Walhasil, tak ada yang berani mencobanya.
Seorang miskin dari pelosok pedesaan, karena tak tahan dengan tangisan kelaparan anaknya, memberanikan diri mengikuti sayembara itu. Pundi-pundi emas membayang di pelupuk matanya. Bayangan itulah yang mendorong dia akhirnya berangkat ke istana. Raja mempersilahkan dia masuk ke kolam istana. Sekejap saja orang miskin ini masuk ke dalamnya, ia langsung menggigil kedinginan. Giginya saling beradu, mukanya mendadak pucat dan tubuhnya perlahan meringkuk.
Tiba-tiba ia melihat nyala api dari salah satu ruang istana.
Segera saja ia bayangkan dirinya berada dekat perapian itu; ia bayangkan betapa
nikmatnya duduk di ruangan itu. Mendadak rasa dingin di tubuhnya, menjadi
hilang. Kekuatan imajinasi membuatnya mampu bertahan. Perlahan bayang-bayang
pundi emas kembali melintas. Harapannya kembali tumbuh.
Keesokan harinya, Raja dengan takjub mendapati si miskin masih berada di kolam istana. Si miskin telah memenangkan sayembara itu. Raja penasaran dan bertanya "rahasia" kekuatan si miskin. Dengan mantap si miskin bercerita bahwa ia mampu bertahan karena membayangkan nikmatnya berada di dekat perapian yang ia lihat di sebuah ruangan istana.
Lama sudah waktu berjalan sejak saya baca kisah di atas
sewaktu masih di Sekolah Dasar. Namun baru belakangan saya menyadari kiasan
dari cerita itu. Imajinasi dan harapan akan kehidupan yang lebih baik telah
menjadi semacam stimulus untuk kita bisa bertahan.
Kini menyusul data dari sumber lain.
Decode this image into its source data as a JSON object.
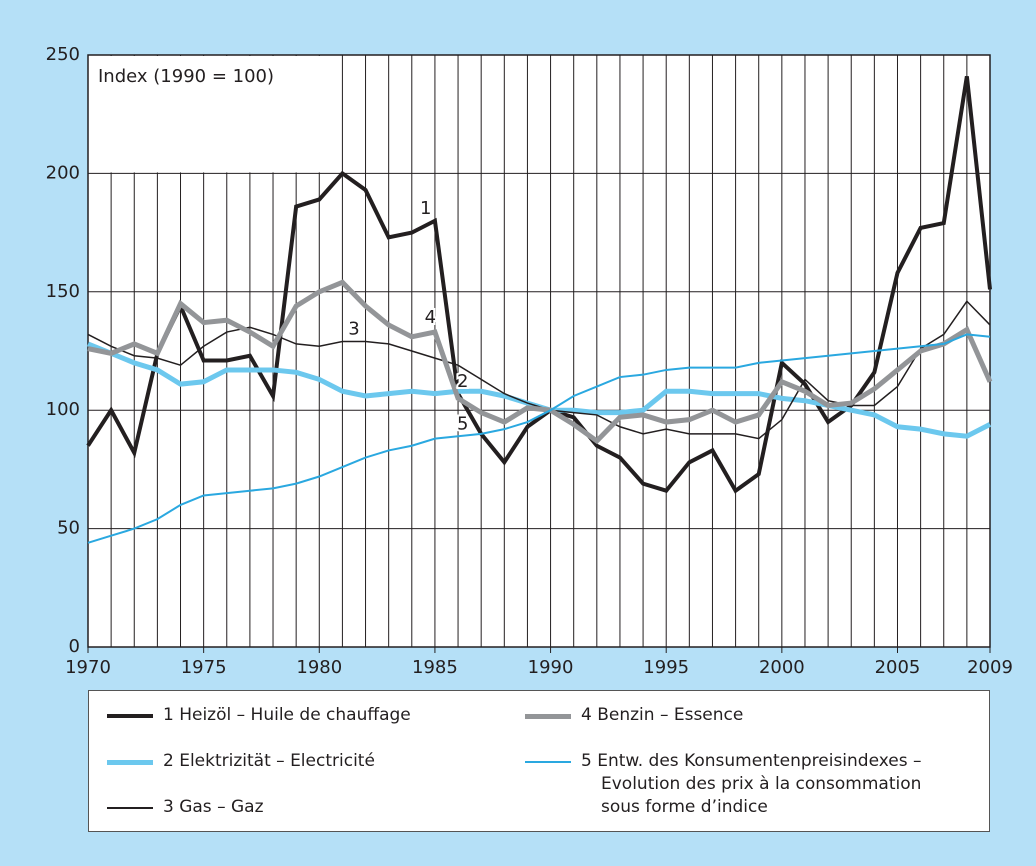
{
  "chart_data": {
    "type": "line",
    "y_label": "Index (1990 = 100)",
    "x": [
      1970,
      1971,
      1972,
      1973,
      1974,
      1975,
      1976,
      1977,
      1978,
      1979,
      1980,
      1981,
      1982,
      1983,
      1984,
      1985,
      1986,
      1987,
      1988,
      1989,
      1990,
      1991,
      1992,
      1993,
      1994,
      1995,
      1996,
      1997,
      1998,
      1999,
      2000,
      2001,
      2002,
      2003,
      2004,
      2005,
      2006,
      2007,
      2008,
      2009
    ],
    "xlim": [
      1970,
      2009
    ],
    "xticks": [
      1970,
      1975,
      1980,
      1985,
      1990,
      1995,
      2000,
      2005,
      2009
    ],
    "ylim": [
      0,
      250
    ],
    "yticks": [
      0,
      50,
      100,
      150,
      200,
      250
    ],
    "grid": true,
    "series": [
      {
        "name": "1 Heizöl – Huile de chauffage",
        "color": "#231f20",
        "width": 4,
        "values": [
          85,
          100,
          82,
          124,
          144,
          121,
          121,
          123,
          106,
          186,
          189,
          200,
          193,
          173,
          175,
          180,
          107,
          90,
          78,
          93,
          100,
          97,
          85,
          80,
          69,
          66,
          78,
          83,
          66,
          73,
          120,
          111,
          95,
          102,
          116,
          158,
          177,
          179,
          241,
          151
        ]
      },
      {
        "name": "2 Elektrizität – Electricité",
        "color": "#6cc8ee",
        "width": 5,
        "values": [
          128,
          124,
          120,
          117,
          111,
          112,
          117,
          117,
          117,
          116,
          113,
          108,
          106,
          107,
          108,
          107,
          108,
          108,
          106,
          103,
          100,
          100,
          99,
          99,
          100,
          108,
          108,
          107,
          107,
          107,
          105,
          104,
          102,
          100,
          98,
          93,
          92,
          90,
          89,
          94
        ]
      },
      {
        "name": "3 Gas – Gaz",
        "color": "#231f20",
        "width": 1.5,
        "values": [
          132,
          127,
          123,
          122,
          119,
          127,
          133,
          135,
          132,
          128,
          127,
          129,
          129,
          128,
          125,
          122,
          119,
          113,
          107,
          103,
          100,
          99,
          98,
          93,
          90,
          92,
          90,
          90,
          90,
          88,
          96,
          113,
          104,
          102,
          102,
          110,
          126,
          132,
          146,
          136
        ]
      },
      {
        "name": "4 Benzin – Essence",
        "color": "#939598",
        "width": 5,
        "values": [
          126,
          124,
          128,
          124,
          145,
          137,
          138,
          133,
          127,
          144,
          150,
          154,
          144,
          136,
          131,
          133,
          105,
          99,
          95,
          101,
          100,
          94,
          87,
          97,
          98,
          95,
          96,
          100,
          95,
          98,
          112,
          108,
          102,
          103,
          109,
          117,
          125,
          128,
          134,
          112
        ]
      },
      {
        "name": "5 Entw. des Konsumentenpreisindexes – Evolution des prix à la consommation sous forme d’indice",
        "color": "#2aa8e0",
        "width": 2,
        "values": [
          44,
          47,
          50,
          54,
          60,
          64,
          65,
          66,
          67,
          69,
          72,
          76,
          80,
          83,
          85,
          88,
          89,
          90,
          92,
          95,
          100,
          106,
          110,
          114,
          115,
          117,
          118,
          118,
          118,
          120,
          121,
          122,
          123,
          124,
          125,
          126,
          127,
          128,
          132,
          131
        ]
      }
    ],
    "annotations": [
      {
        "text": "1",
        "x": 1984.6,
        "y": 185
      },
      {
        "text": "2",
        "x": 1986.2,
        "y": 112
      },
      {
        "text": "3",
        "x": 1981.5,
        "y": 134
      },
      {
        "text": "4",
        "x": 1984.8,
        "y": 139
      },
      {
        "text": "5",
        "x": 1986.2,
        "y": 94
      }
    ]
  }
}
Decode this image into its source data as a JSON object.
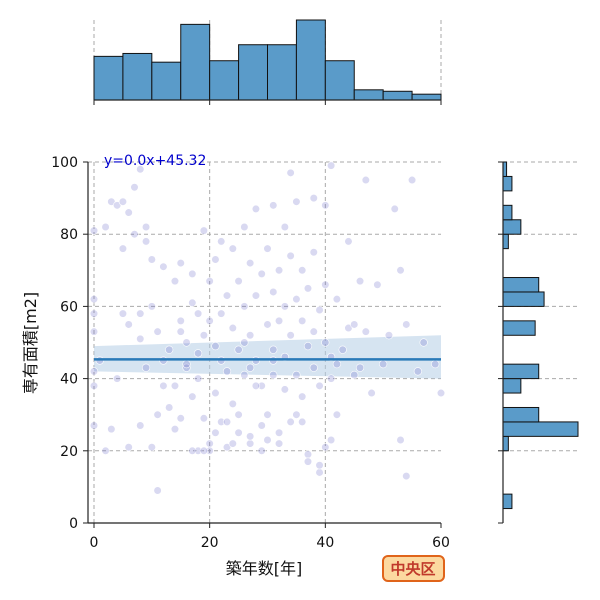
{
  "chart_data": {
    "type": "scatter",
    "title": "",
    "xlabel": "築年数[年]",
    "ylabel": "専有面積[m2]",
    "xlim": [
      -1,
      60
    ],
    "ylim": [
      0,
      100
    ],
    "xticks": [
      0,
      20,
      40,
      60
    ],
    "yticks": [
      0,
      20,
      40,
      60,
      80,
      100
    ],
    "grid": true,
    "annotation": "y=0.0x+45.32",
    "badge": "中央区",
    "regression": {
      "slope": 0.0,
      "intercept": 45.32,
      "ci_low_left": 42,
      "ci_high_left": 49,
      "ci_low_right": 40,
      "ci_high_right": 52
    },
    "points": [
      [
        0,
        81
      ],
      [
        0,
        62
      ],
      [
        0,
        58
      ],
      [
        0,
        53
      ],
      [
        0,
        42
      ],
      [
        0,
        38
      ],
      [
        0,
        27
      ],
      [
        1,
        45
      ],
      [
        2,
        82
      ],
      [
        3,
        89
      ],
      [
        4,
        88
      ],
      [
        5,
        89
      ],
      [
        5,
        76
      ],
      [
        5,
        58
      ],
      [
        6,
        86
      ],
      [
        6,
        55
      ],
      [
        7,
        93
      ],
      [
        7,
        80
      ],
      [
        8,
        98
      ],
      [
        8,
        58
      ],
      [
        8,
        51
      ],
      [
        9,
        82
      ],
      [
        9,
        78
      ],
      [
        10,
        73
      ],
      [
        10,
        60
      ],
      [
        11,
        53
      ],
      [
        11,
        30
      ],
      [
        12,
        71
      ],
      [
        12,
        45
      ],
      [
        13,
        48
      ],
      [
        13,
        32
      ],
      [
        14,
        67
      ],
      [
        14,
        38
      ],
      [
        15,
        72
      ],
      [
        15,
        56
      ],
      [
        15,
        29
      ],
      [
        16,
        50
      ],
      [
        16,
        43
      ],
      [
        17,
        69
      ],
      [
        17,
        61
      ],
      [
        17,
        35
      ],
      [
        18,
        58
      ],
      [
        18,
        47
      ],
      [
        18,
        20
      ],
      [
        19,
        81
      ],
      [
        19,
        52
      ],
      [
        19,
        29
      ],
      [
        20,
        67
      ],
      [
        20,
        56
      ],
      [
        20,
        22
      ],
      [
        21,
        73
      ],
      [
        21,
        49
      ],
      [
        21,
        36
      ],
      [
        22,
        78
      ],
      [
        22,
        58
      ],
      [
        22,
        28
      ],
      [
        23,
        63
      ],
      [
        23,
        42
      ],
      [
        23,
        21
      ],
      [
        24,
        76
      ],
      [
        24,
        54
      ],
      [
        24,
        33
      ],
      [
        25,
        67
      ],
      [
        25,
        48
      ],
      [
        25,
        25
      ],
      [
        26,
        82
      ],
      [
        26,
        60
      ],
      [
        26,
        41
      ],
      [
        27,
        72
      ],
      [
        27,
        52
      ],
      [
        27,
        22
      ],
      [
        28,
        87
      ],
      [
        28,
        63
      ],
      [
        28,
        45
      ],
      [
        29,
        69
      ],
      [
        29,
        38
      ],
      [
        29,
        20
      ],
      [
        30,
        76
      ],
      [
        30,
        55
      ],
      [
        30,
        30
      ],
      [
        31,
        88
      ],
      [
        31,
        64
      ],
      [
        31,
        48
      ],
      [
        32,
        70
      ],
      [
        32,
        56
      ],
      [
        32,
        25
      ],
      [
        33,
        82
      ],
      [
        33,
        60
      ],
      [
        33,
        37
      ],
      [
        34,
        97
      ],
      [
        34,
        74
      ],
      [
        34,
        52
      ],
      [
        35,
        89
      ],
      [
        35,
        62
      ],
      [
        35,
        41
      ],
      [
        36,
        70
      ],
      [
        36,
        56
      ],
      [
        36,
        28
      ],
      [
        37,
        65
      ],
      [
        37,
        49
      ],
      [
        37,
        19
      ],
      [
        38,
        90
      ],
      [
        38,
        75
      ],
      [
        38,
        53
      ],
      [
        39,
        59
      ],
      [
        39,
        38
      ],
      [
        39,
        14
      ],
      [
        40,
        88
      ],
      [
        40,
        66
      ],
      [
        40,
        50
      ],
      [
        41,
        99
      ],
      [
        41,
        46
      ],
      [
        41,
        23
      ],
      [
        42,
        62
      ],
      [
        42,
        30
      ],
      [
        43,
        48
      ],
      [
        44,
        78
      ],
      [
        44,
        54
      ],
      [
        45,
        55
      ],
      [
        45,
        41
      ],
      [
        46,
        67
      ],
      [
        47,
        95
      ],
      [
        47,
        53
      ],
      [
        48,
        36
      ],
      [
        49,
        66
      ],
      [
        50,
        44
      ],
      [
        51,
        52
      ],
      [
        52,
        87
      ],
      [
        53,
        70
      ],
      [
        53,
        23
      ],
      [
        54,
        55
      ],
      [
        54,
        13
      ],
      [
        55,
        95
      ],
      [
        56,
        42
      ],
      [
        57,
        50
      ],
      [
        59,
        44
      ],
      [
        60,
        36
      ],
      [
        10,
        21
      ],
      [
        11,
        9
      ],
      [
        20,
        20
      ],
      [
        25,
        30
      ],
      [
        30,
        23
      ],
      [
        35,
        30
      ],
      [
        15,
        53
      ],
      [
        22,
        45
      ],
      [
        28,
        38
      ],
      [
        33,
        46
      ],
      [
        38,
        43
      ],
      [
        41,
        40
      ],
      [
        12,
        38
      ],
      [
        18,
        40
      ],
      [
        26,
        50
      ],
      [
        31,
        41
      ],
      [
        36,
        35
      ],
      [
        2,
        20
      ],
      [
        6,
        21
      ],
      [
        17,
        20
      ],
      [
        19,
        20
      ],
      [
        24,
        22
      ],
      [
        27,
        24
      ],
      [
        32,
        22
      ],
      [
        37,
        17
      ],
      [
        39,
        16
      ],
      [
        40,
        21
      ],
      [
        3,
        26
      ],
      [
        8,
        27
      ],
      [
        14,
        26
      ],
      [
        21,
        25
      ],
      [
        23,
        28
      ],
      [
        29,
        27
      ],
      [
        34,
        28
      ],
      [
        4,
        40
      ],
      [
        9,
        43
      ],
      [
        16,
        44
      ],
      [
        27,
        43
      ],
      [
        31,
        45
      ],
      [
        42,
        44
      ],
      [
        46,
        43
      ]
    ],
    "hist_x": {
      "bins": [
        0,
        5,
        10,
        15,
        20,
        25,
        30,
        35,
        40,
        45,
        50,
        55,
        60
      ],
      "counts": [
        30,
        32,
        26,
        52,
        27,
        38,
        38,
        55,
        27,
        7,
        6,
        4,
        2
      ]
    },
    "hist_y": {
      "bins": [
        0,
        4,
        8,
        12,
        16,
        20,
        24,
        28,
        32,
        36,
        40,
        44,
        48,
        52,
        56,
        60,
        64,
        68,
        72,
        76,
        80,
        84,
        88,
        92,
        96,
        100
      ],
      "counts": [
        0,
        5,
        0,
        0,
        0,
        3,
        42,
        20,
        0,
        10,
        20,
        0,
        0,
        18,
        0,
        23,
        20,
        0,
        0,
        3,
        10,
        5,
        0,
        5,
        2
      ]
    }
  }
}
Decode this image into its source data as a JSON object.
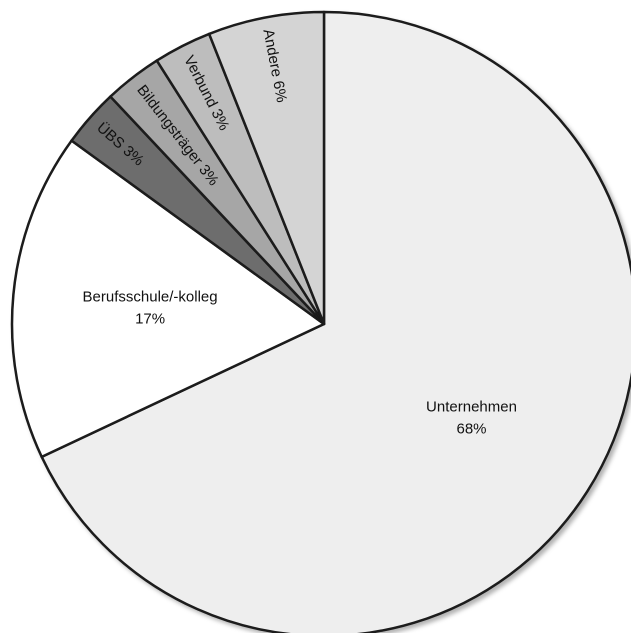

Ketika krisis ekonomi menghadang negara kita, sekelompok
orang menjadi panik tak karuan. Apa saja dilakukan mereka untuk mempertahankan
kenikmatan hidup. Mulai dari menjadi spekulan mata uang, menimbun barang,
menjilat penguasa dan meniupkan isu kemana-mana. Norma agama telah dilanggar
untuk kepentingan duniawi belaka. Akan tetapi, segelintir orang tetap tenang
karena sudah lama badan mereka di "bumi" namun jiwa mereka di
"langit".
Kelompok terakhir ini membayangkan bagaimana nikmatnya hidup
di "kampung akherat" nanti, sebagaimana yang telah dijanjikan Allah.
"Pundi-pundi kasih sayang ilahi" membayang dipelupuk mata mereka.
Bagaikan si miskin yang tubuhnya berada di dasar kolam,
namun jiwanya berada di dekat perapian; bayangan "kampung akherat"
membuat mereka tenang dan tidak mau melanggar norma agama. Bagaikan kisah si
miskin di atas, boleh jadi Raja akan takjub mendapati mereka yang bisa bertahan
di tengah krisis ini, tanpa harus menjilat kepada istana (apalagi bila jilatan
itu dibumbui sejumput ayat dan hadis)
Ada seorang muslim yang tengah berpuasa, rekan bulenya yang
tinggal satu flat berulang kali mengetok pintu kamar hanya untuk memastikan
apakah si muslim masih hidup atau tidak. Orang bule itu tak habis pikir
bagaimana si muslim bisa bertahan hidup dan tetap beraktifitas tanpa
makan-minum selama lebih dari 12 jam. Rindu "kampung akherat" menjadi
jawabannya.
Sama dengan herannya seorang rekan mendapati seorang
muslimah di tengah musim panas (summer) tetap beraktifitas sambil memakai
jilbab. Ketika ada yang bertanya, "apa tidak kepanasan?" Muslimah
tersebut menjawab sambil tersenyum, "lebih panas mana dengan api
neraka?"
Kenikmatan "kampung akherat" rupanya jauh lebih
menarik buat seorang muslim/muslimah.